KUALA LUMPUR: A policeman, currently standing trial on three counts of terrorism, failed in his bid today to recuse a High Court judge from hearing his case on the grounds of possible bias.
Justice Nordin Hassan, in his judgment, said the accused, Mustaza Abdul Rahman, had failed to prove there was real danger of bias for him to hear the case.
“As a judge, I cannot simply recuse myself because this would be seen as avoiding my responsibilities.”
In his application filed to drop the judge in his case, Mustaza alleged Justice Nordin and deputy public prosecutor Mustafa P Kunyalam had held a “meeting” inside the chambers on Jan 25.
He suspected there was something amiss with the meeting.
Mustaza added the judge also did not ask the prosecution to explain why it had only handed the trial documents to his lawyer two days before the trial started.
During submission, his current lawyer, Farida Mohammad, argued that a judge “meeting” prosecution behind closed doors was seen as unfair to Mustaza and may prejudice the outcome of his case.
“There was a perception of ‘pre-judgment’ in his mind that he will be called to enter his defence,” she said.
Mustafa refuted the “meeting” took place between him and the judge.
“He cannot provide facts that I really walked into the chambers.
“I used the staff passage to prepare for the protected witnesses to testify for the trial.”

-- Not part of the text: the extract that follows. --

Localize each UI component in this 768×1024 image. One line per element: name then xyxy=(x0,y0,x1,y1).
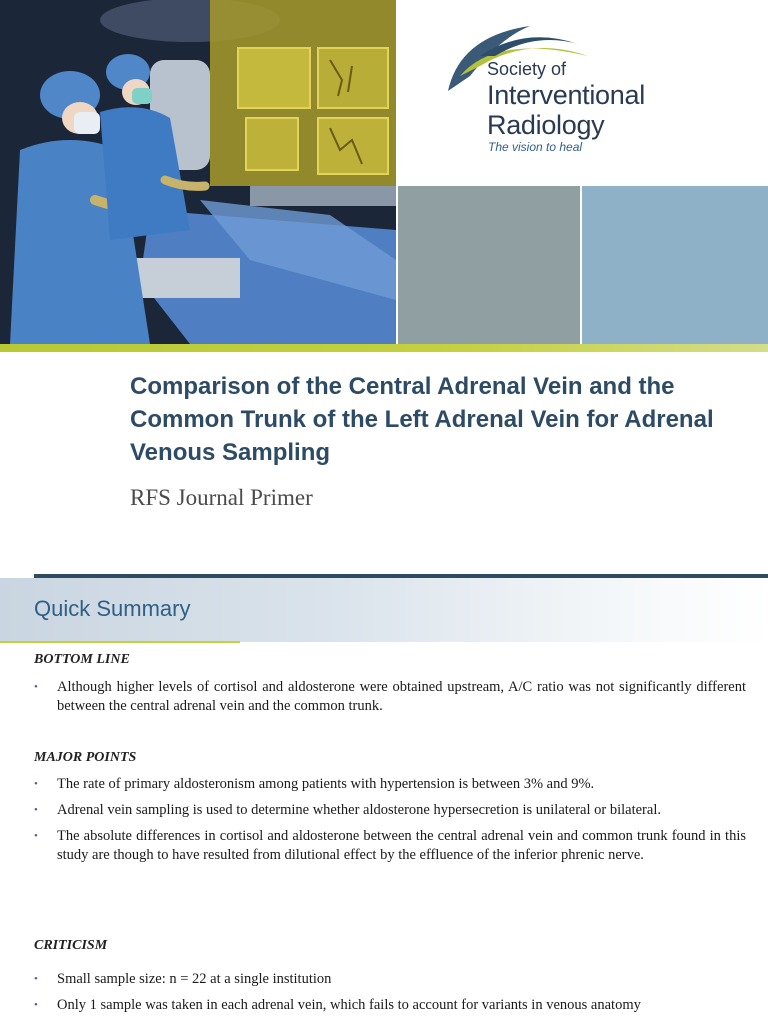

He added the recusal application was baseless as it was made by Mustaza doubting the court and prosecution team.
Justice Nordin also dismissed the meeting claim between him and the prosecution.
“To say a judge is being ‘biased’ based on one person’s perception is serious (claim),” he said, adding the staff passage does not only lead to his chambers but also to the witnesses’ room and other judges’ chambers.
Mustaza is currently facing two charges for supporting terrorism activities through the Telegram app on his phone and supporting terrorism by pursuing an ideological struggle.
He was also slapped with a charge of concealing information from the authorities related to terrorist acts.
If found guilty, he will be jailed up to 30 years.
Mustaza’s family members also lodged a complaint with the Human Rights Commission of Malaysia (Suhakam) on Feb 9 claiming he was being denied a fair trial.
His trial has been fixed for April 19.